Women these days tend to be very sensitive about their ages. They go to significant lengths to use cosmetic concoctions and surgeries to render their appearance more youthful than it would otherwise be. Some of this is probably just vanity and a mistaken emphasis on something ephemeral and ultimately unsatisfying.
That said, it is interesting that the Bible often mentions the ages of various men, but it rarely mentions the ages of women. Indeed, the only one I can think of off-hand is Sarah:
Genesis 17:17
Then Abraham fell upon his face, and laughed, and said in his heart, Shall a child be born unto him that is an hundred years old? and shall Sarah, that is ninety years old, bear?
Genesis 23:1
And Sarah was an hundred and seven and twenty years old: these were the years of the life of Sarah.

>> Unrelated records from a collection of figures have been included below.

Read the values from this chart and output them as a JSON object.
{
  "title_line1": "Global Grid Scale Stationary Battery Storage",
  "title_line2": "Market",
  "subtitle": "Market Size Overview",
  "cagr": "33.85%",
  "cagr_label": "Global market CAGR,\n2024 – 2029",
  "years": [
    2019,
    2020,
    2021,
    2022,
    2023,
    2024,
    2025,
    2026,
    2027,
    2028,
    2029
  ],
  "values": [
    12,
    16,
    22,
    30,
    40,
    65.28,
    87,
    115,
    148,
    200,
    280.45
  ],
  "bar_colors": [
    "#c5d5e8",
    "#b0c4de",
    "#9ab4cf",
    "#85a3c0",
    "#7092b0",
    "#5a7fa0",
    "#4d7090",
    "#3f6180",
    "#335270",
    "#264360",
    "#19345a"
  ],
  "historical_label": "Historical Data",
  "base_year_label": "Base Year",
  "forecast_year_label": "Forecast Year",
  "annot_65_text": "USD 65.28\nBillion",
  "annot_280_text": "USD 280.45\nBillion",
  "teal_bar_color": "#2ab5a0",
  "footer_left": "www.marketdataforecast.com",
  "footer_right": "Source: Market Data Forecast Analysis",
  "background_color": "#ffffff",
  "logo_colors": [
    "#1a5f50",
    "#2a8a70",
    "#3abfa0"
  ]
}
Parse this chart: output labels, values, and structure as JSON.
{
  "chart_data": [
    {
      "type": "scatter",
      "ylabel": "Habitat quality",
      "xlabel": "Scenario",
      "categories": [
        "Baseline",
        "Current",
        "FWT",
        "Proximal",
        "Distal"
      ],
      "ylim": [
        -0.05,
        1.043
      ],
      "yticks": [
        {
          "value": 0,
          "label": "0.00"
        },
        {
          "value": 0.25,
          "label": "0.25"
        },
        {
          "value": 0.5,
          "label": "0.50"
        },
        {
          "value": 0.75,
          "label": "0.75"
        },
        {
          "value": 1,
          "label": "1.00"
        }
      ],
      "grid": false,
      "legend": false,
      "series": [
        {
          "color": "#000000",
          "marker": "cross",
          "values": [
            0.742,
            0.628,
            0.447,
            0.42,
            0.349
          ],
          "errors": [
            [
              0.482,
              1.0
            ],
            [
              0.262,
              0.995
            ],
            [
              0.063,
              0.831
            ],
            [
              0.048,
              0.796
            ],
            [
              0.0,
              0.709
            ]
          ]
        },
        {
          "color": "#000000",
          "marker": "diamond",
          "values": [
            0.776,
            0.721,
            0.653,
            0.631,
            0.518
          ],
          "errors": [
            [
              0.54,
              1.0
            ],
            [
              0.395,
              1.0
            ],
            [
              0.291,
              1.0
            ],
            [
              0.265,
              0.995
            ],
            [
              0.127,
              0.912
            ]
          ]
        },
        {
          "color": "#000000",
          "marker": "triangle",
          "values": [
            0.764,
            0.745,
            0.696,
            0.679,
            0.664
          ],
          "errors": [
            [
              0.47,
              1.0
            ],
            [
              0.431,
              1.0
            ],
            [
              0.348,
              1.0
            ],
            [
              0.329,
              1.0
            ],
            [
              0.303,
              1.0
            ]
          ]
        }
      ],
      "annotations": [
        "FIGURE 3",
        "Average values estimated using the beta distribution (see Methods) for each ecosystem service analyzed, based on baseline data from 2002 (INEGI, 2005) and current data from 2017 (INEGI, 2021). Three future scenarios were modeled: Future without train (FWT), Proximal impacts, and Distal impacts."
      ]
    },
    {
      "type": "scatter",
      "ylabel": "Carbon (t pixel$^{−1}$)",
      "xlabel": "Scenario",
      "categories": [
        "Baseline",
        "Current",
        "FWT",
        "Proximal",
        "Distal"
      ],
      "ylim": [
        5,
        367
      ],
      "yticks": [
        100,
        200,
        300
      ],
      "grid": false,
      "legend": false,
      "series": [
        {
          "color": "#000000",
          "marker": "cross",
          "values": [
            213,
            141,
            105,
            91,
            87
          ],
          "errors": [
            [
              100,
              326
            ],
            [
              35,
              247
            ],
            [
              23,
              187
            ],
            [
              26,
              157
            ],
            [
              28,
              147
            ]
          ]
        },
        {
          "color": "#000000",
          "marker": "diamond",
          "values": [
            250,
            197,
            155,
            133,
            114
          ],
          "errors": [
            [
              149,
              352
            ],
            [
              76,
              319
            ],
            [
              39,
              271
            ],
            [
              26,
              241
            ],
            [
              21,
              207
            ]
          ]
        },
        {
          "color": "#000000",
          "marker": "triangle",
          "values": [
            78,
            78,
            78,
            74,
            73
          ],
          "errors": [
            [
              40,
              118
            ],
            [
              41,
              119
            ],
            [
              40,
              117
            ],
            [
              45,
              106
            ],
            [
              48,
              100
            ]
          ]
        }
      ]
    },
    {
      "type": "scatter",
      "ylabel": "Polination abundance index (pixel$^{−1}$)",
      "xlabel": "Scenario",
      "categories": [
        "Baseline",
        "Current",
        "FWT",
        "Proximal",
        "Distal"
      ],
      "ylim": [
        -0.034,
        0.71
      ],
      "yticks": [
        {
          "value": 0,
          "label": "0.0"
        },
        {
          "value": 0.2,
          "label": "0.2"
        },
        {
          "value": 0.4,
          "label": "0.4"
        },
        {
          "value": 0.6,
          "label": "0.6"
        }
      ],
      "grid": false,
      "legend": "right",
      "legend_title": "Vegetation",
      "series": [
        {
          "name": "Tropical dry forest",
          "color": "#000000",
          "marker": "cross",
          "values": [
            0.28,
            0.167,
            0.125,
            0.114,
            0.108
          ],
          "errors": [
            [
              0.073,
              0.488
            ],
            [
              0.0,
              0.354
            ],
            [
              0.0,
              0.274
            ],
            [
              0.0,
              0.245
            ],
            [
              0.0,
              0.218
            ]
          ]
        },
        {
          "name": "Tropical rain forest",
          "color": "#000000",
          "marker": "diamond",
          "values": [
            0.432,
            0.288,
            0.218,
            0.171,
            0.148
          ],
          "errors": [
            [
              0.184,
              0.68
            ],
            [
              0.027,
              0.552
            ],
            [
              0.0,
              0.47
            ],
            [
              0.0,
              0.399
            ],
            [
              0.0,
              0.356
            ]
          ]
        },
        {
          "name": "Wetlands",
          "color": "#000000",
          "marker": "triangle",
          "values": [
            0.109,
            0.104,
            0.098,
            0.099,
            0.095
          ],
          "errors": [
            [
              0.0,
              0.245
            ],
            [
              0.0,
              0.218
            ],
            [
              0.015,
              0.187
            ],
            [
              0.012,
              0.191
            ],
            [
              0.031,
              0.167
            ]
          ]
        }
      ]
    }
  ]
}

There are some general references to age (for example, Leah was older than Rachel, Naomi was too to have children when she returned from Moab to Israel), but at least for the time being I cannot recall the numeric age of many other women in the Bible being given.
Is this general absence of discussion about the ages of women simply a reflection on the generally patriarchical emphasis of the Bible? Probably that is part of it. But perhaps it is also a kind mercy by God on the sensitivities of women.
The only close instances I can think of are the instances of Jairus' daughter (who was, it seems, not yet a woman) and the prophetess Anna (whose actual age is not given, but must have been older than 91, since she had been married for seven years, and widowed for 84 years):
Luke 8:42
For he had one only daughter, about twelve years of age, and she lay a dying. But as he went the people thronged him.
Luke 2:36-37
And there was one Anna, a prophetess, the daughter of Phanuel, of the tribe of Aser: she was of a great age, and had lived with an husband seven years from her virginity; and she was a widow of about fourscore and four years, which departed not from the temple, but served God with fastings and prayers night and day.